Ritvo and Newman studied Agnetha’s natural coloration patterns closely. “It’s very subtle,” he notes. Together, they settled on a baseline look for Marcellus that featured deep red tones, black frills, and bright white suckers.
From there, the team developed a system of evolving camouflage patterns that would allow Marcellus to adapt visually to different environments throughout the film, whether resting against rocks, interacting with aquarium surfaces, or transitioning between water conditions.
That adaptability also became a storytelling device. As the narrative progresses, Marcellus visibly changes with time.
“As he’s aging, you see his color kind of diminish a little bit,” Ritvo explains. “It’s getting more and more towards white until you finally see him at the back door, and he’s like quite white, but then he flourishes again when he gets back in the ocean.”
Beyond color and texture, one of the most technically demanding aspects of the character was tentacle animation. With eight fully articulated limbs constantly in motion, the simulation required extreme precision.
“They have to touch the glass, and they had to attract and detract from objects because they’re also alive,” Ritvo says. “Those were also the hardest to calibrate and art direct.”

Each tentacle had to function independently while still feeling part of a unified organism, interacting believably with physical surfaces like aquarium glass, rocks, and props. Even small inconsistencies in timing or pressure could break the illusion of life, making the animation process both time-consuming and highly iterative.
Water simulation added another layer of complexity. Depending on Marcellus’ location, the surrounding environment had to shift between controlled aquarium fluid dynamics and natural ocean currents.
When Marcellus is in the open ocean, Ritvo’s team created full digital water systems to match lighting, movement, and particulate behavior. In one particularly complex sequence—when Marcellus emerges from a bucket—the entire water interaction was generated digitally.
“That’s all digital water,” Ritvo confirms.
Despite the technical challenges, the biggest hurdle was not simulation or rendering. It was emotion.
“The biggest challenge was making Marcellus a character audiences could empathize with,” Ritvo says. “They don’t have a traditional face and eyes. They’re otherworldly.”
To solve that, the team leaned heavily into performance design rather than anthropomorphism. Instead of forcing human traits onto Marcellus, they studied how real octopuses interact with their environment and used audience perception as the emotional bridge.
“When you watch Agnetha in the tank, you’re projecting your own emotions onto it,” Ritvo explains. “I don’t know what she’s actually feeling; she’s probably in a whole different world to us, but she’s looking at you, or she’s curious, and you’re projecting emotions.”
That idea—projection rather than expression—became central to Marcellus’ design philosophy. The character doesn’t need a human face to feel alive. Instead, he exists in a space where human emotion meets animal behavior, allowing viewers to interpret meaning through subtle movement and timing.
Sally Field’s performance played a crucial role in that illusion.

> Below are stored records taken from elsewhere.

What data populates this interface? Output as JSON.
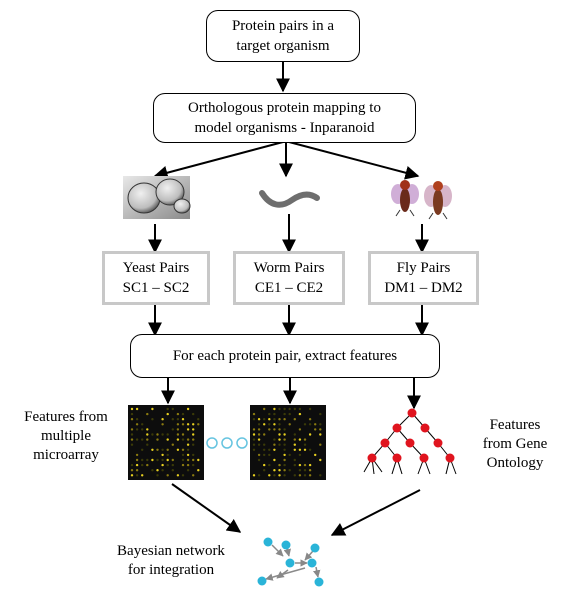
{
  "top_box": {
    "line1": "Protein pairs in a",
    "line2": "target organism"
  },
  "mapping_box": {
    "line1": "Orthologous protein mapping to",
    "line2": "model organisms - Inparanoid"
  },
  "organisms": [
    {
      "name": "Yeast Pairs",
      "ids": "SC1 – SC2",
      "icon": "yeast-cells-image"
    },
    {
      "name": "Worm Pairs",
      "ids": "CE1 – CE2",
      "icon": "worm-image"
    },
    {
      "name": "Fly Pairs",
      "ids": "DM1 – DM2",
      "icon": "fruit-fly-image"
    }
  ],
  "extract_box": {
    "label": "For each protein pair, extract features"
  },
  "microarray_label": {
    "line1": "Features from",
    "line2": "multiple",
    "line3": "microarray"
  },
  "go_label": {
    "line1": "Features",
    "line2": "from Gene",
    "line3": "Ontology"
  },
  "bayes_label": {
    "line1": "Bayesian network",
    "line2": "for integration"
  },
  "colors": {
    "grey_border": "#c8c8c8",
    "go_node": "#e0141e",
    "bn_node": "#2ab4d8",
    "ellipsis": "#66c4e0",
    "microarray_spot": "#e8d020"
  }
}
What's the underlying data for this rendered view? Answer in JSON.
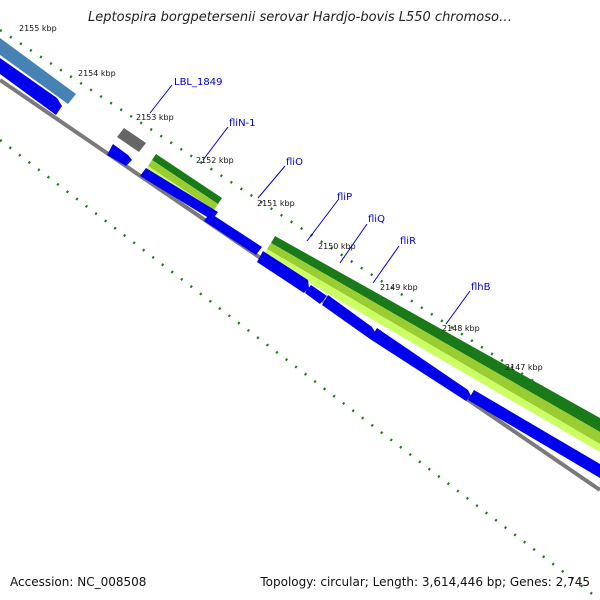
{
  "title": "Leptospira borgpetersenii serovar Hardjo-bovis L550 chromoso…",
  "footer": {
    "accession": "Accession: NC_008508",
    "stats": "Topology: circular; Length: 3,614,446 bp; Genes: 2,745"
  },
  "scale_labels": [
    "2155 kbp",
    "2154 kbp",
    "2153 kbp",
    "2152 kbp",
    "2151 kbp",
    "2150 kbp",
    "2149 kbp",
    "2148 kbp",
    "2147 kbp"
  ],
  "gene_labels": [
    "LBL_1849",
    "fliN-1",
    "fliO",
    "fliP",
    "fliQ",
    "fliR",
    "flhB"
  ],
  "colors": {
    "backbone": "#7a7a7a",
    "cds": "#0000ee",
    "cds_other_strand": "#4682b4",
    "pseudo": "#666666",
    "feature_dark": "#1a7a1a",
    "feature_mid": "#9acd32",
    "feature_light": "#ccff66",
    "tick": "#1a7a1a",
    "label": "#0000cc"
  }
}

Her emotional timing and physical proximity to the invisible creature allowed the VFX team to sync Marcellus’ responses directly to her performance.

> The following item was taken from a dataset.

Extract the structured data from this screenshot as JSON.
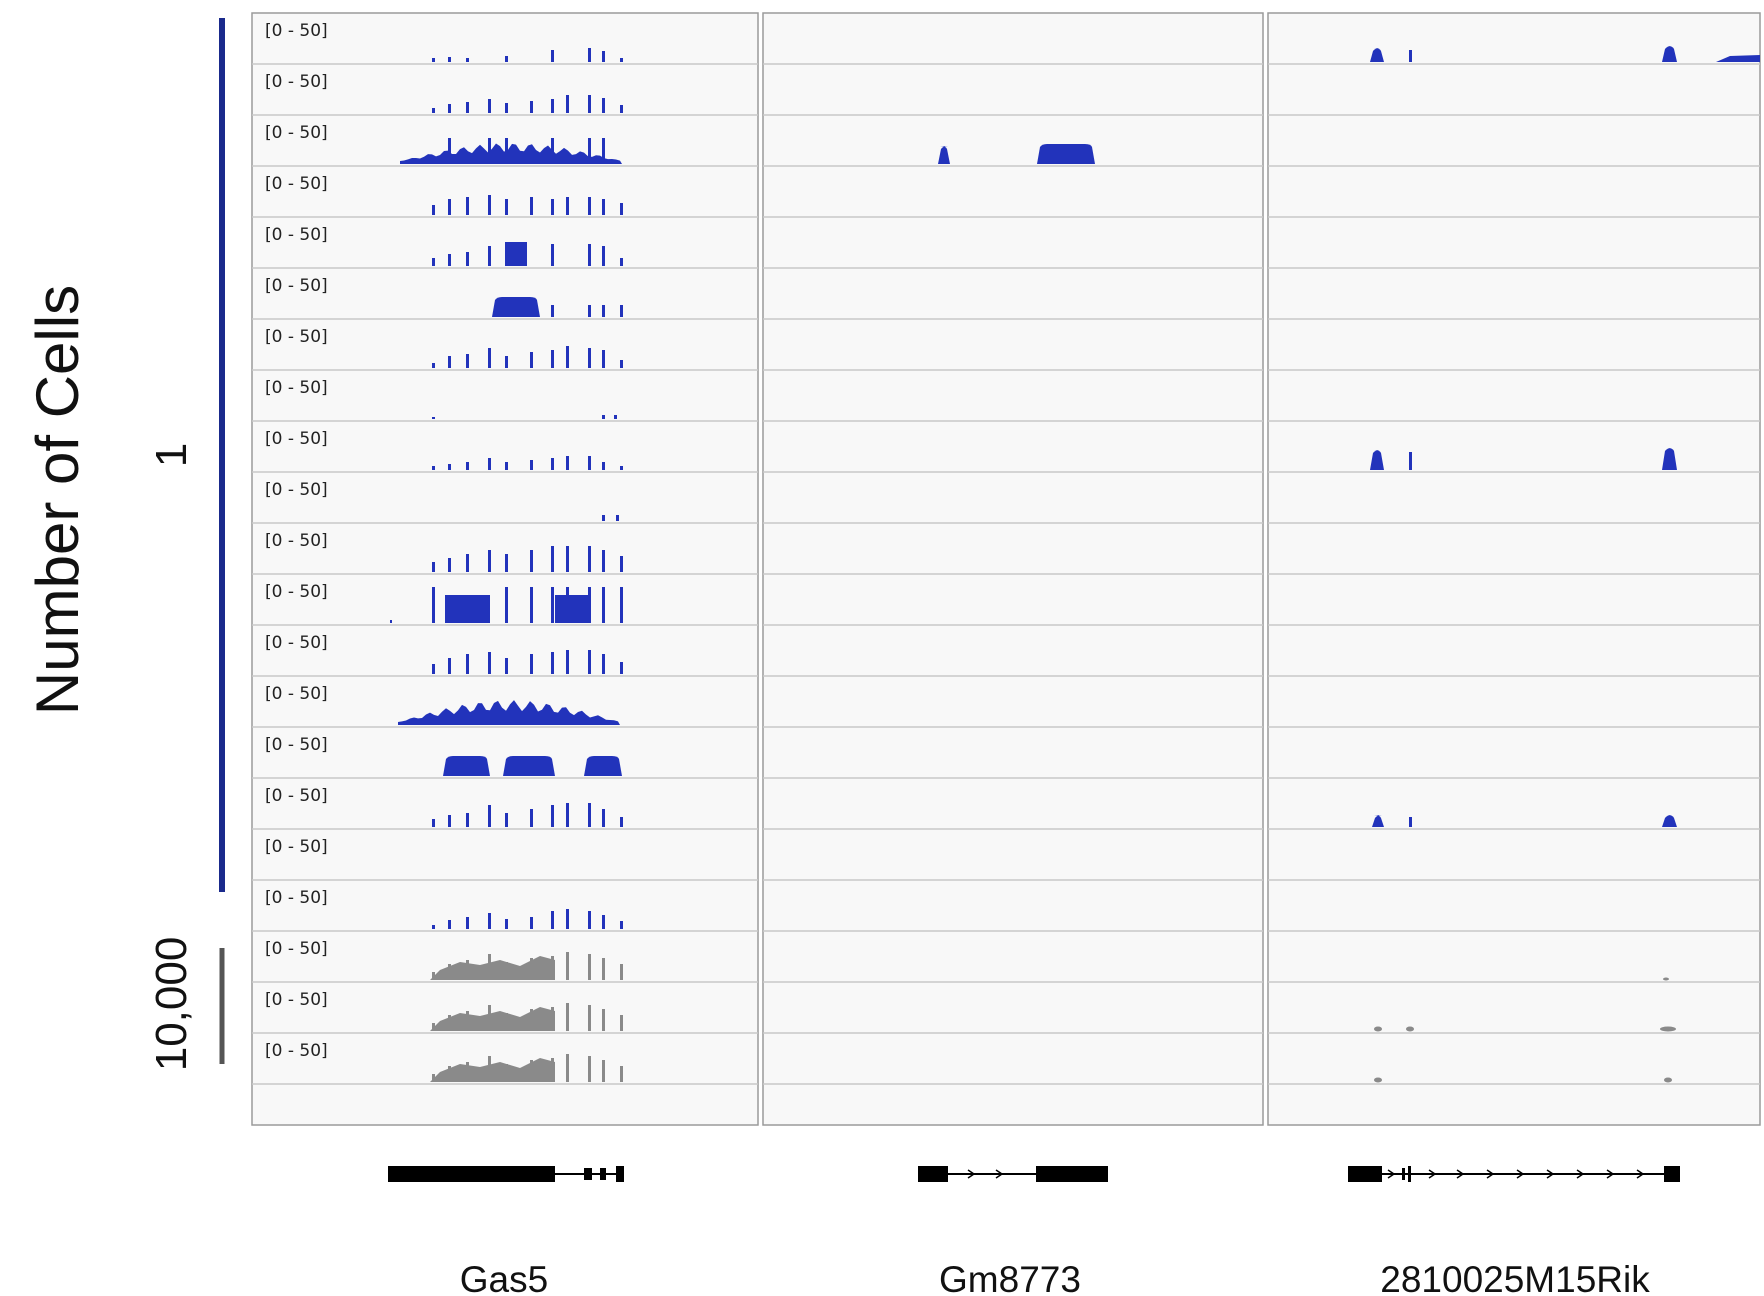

“A lot had to do with Sally Field,” Ritvo says. “She’s so good, and a lot of that was mirroring her emotion back onto Marcellus, that projection. A lot of that was dictated by Sally.”
In the end, Remarkably Bright Creatures became more than a technical showcase for digital animation. It became a study in emotional translation—how human grief, curiosity, and connection can be reflected through the movements of a non-human character built from millions of lines of simulation code.
And for Ritvo and his team, the success of Marcellus wasn’t measured in render quality or technical complexity, but in something far simpler: whether audiences believed, even for a moment, that they were looking into the eyes of a creature that understood them back.